The first recorded use of the term “Black Friday” was not applied to holiday shopping but to a financial crisis: specifically, the crash of the US gold market on September 24, 1869. Two famous Wall Street financiers, Jay Gould and Jim Fisk, teamed up to buy as much US gold as they could, hoping to drive the price sky high and sell it for fabulous profits. On a Friday in September, the conspiracy finally unfolded, sending the stock market into freefall and bankrupting everyone from Wall Street barons to farmers. The most common story behind the Black Friday tradition has to do with retailers. After a full year of business, stores are supposed to turn a quick profit the day after Thanksgiving because shoppers will drop cash on deeply discounted merchandise. Retail companies at the time used in their accounting to record losses in red and profits in black, (that’s how Black…Friday is explained). This version of the origin of Black Friday is the officially sanctioned but inaccurate one.

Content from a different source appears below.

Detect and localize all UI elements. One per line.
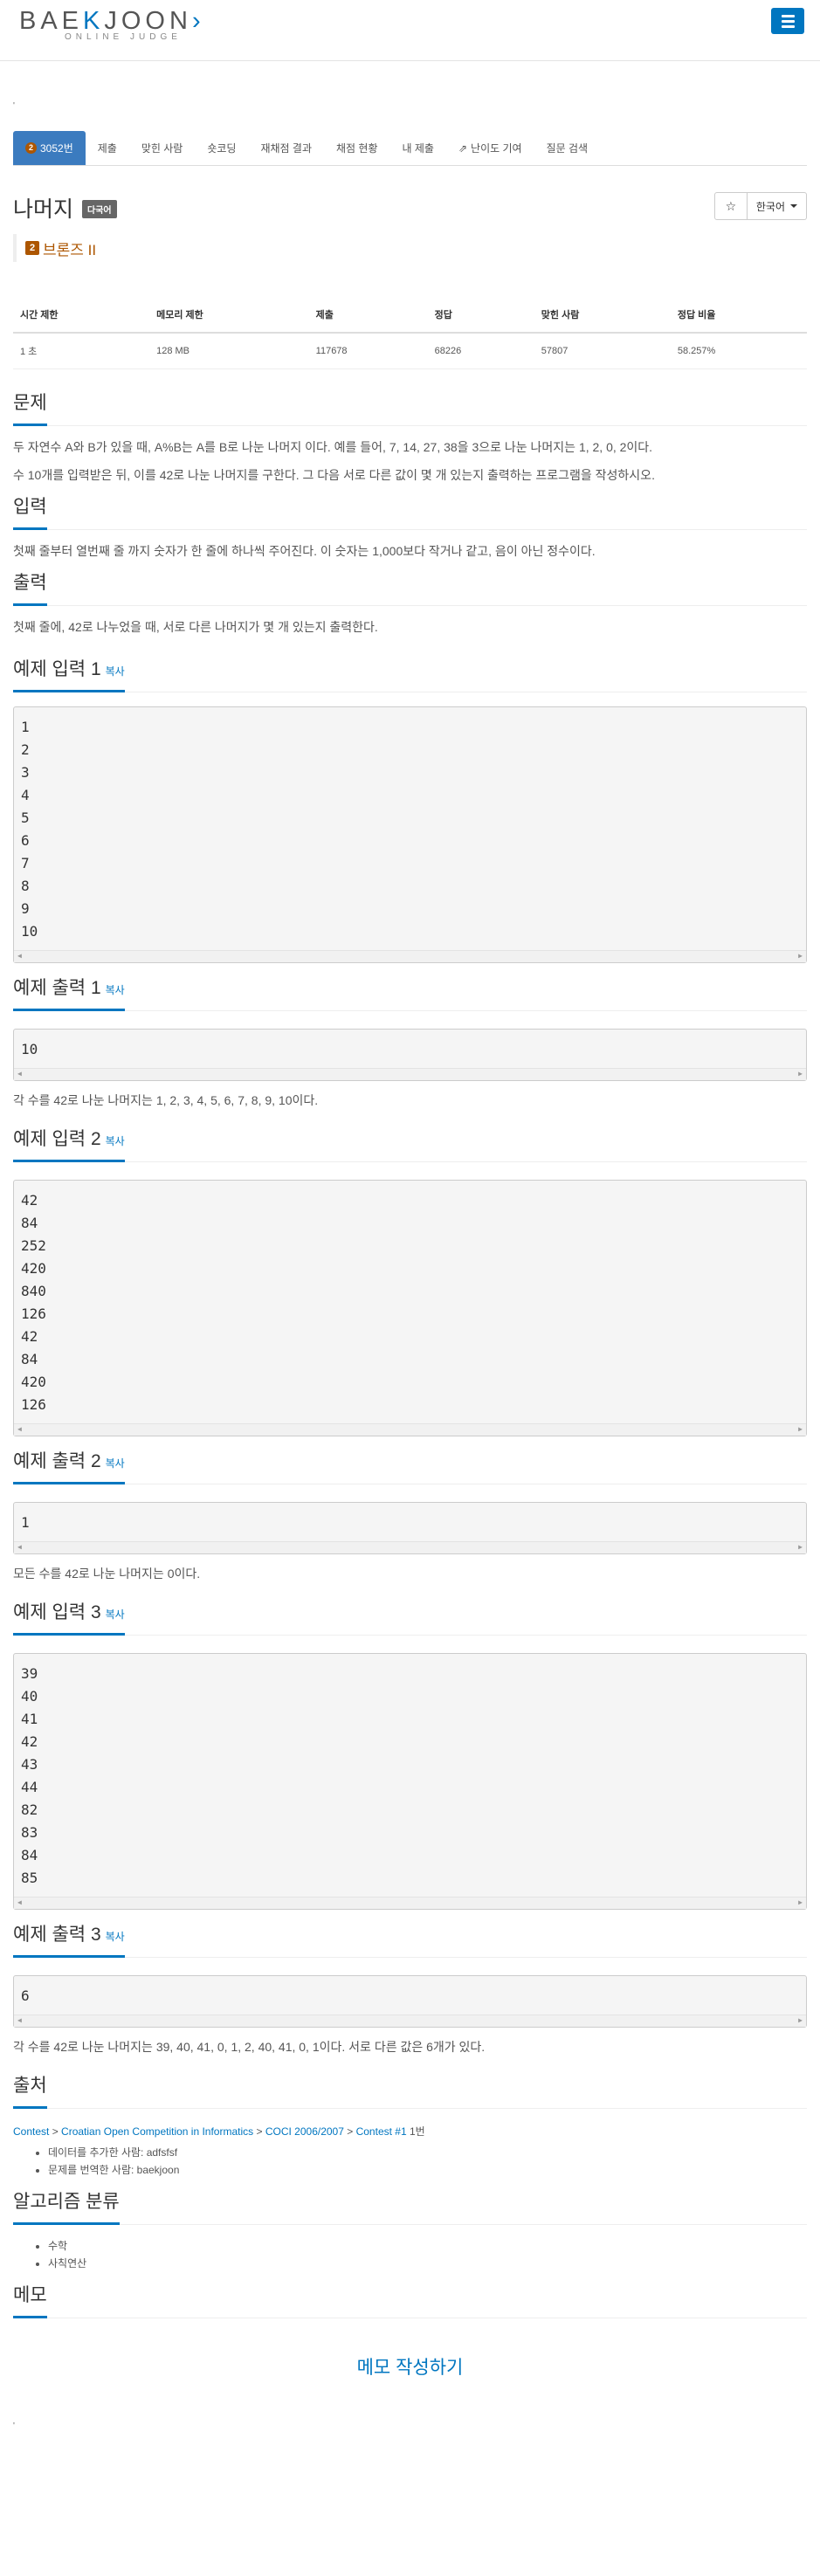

In recent years, another myth has emerged that puts a particularly nasty twist on the tradition, claiming that back in the 1800s southern plantation owners could buy slaves at a discount the day after Thanksgiving. Although this version has led some to call for a boycott of retail sales on that particular day, it has no basis in fact. The true story behind Black Friday, however, is not so pleasant. Back in the 1950s, police in the city of Philadelphia used the term to describe the chaos that followed the day after Thanksgiving, when hordes of shoppers and tourists flooded the city before the big annual Army-Navy rugby game .

By 1961, “Black Friday” had caught on as a name in Philadelphia, to such an extent that the city’s merchants tried unsuccessfully to change it to remove the negative connotations. The term didn’t spread to the rest of the country until much later, and it wasn’t until 1985 that it gained common usage nationwide. However, in the late 1980s, retailers found a way to reinvent Black Friday and turn it into something that reflected its positives rather than its negatives. The true history of Black Friday has slowly been forgotten over time. The one-day sales have turned into four-day sales, while other sales days have been created such as “Small Business” (Saturday & Sunday, or Sunday & Monday).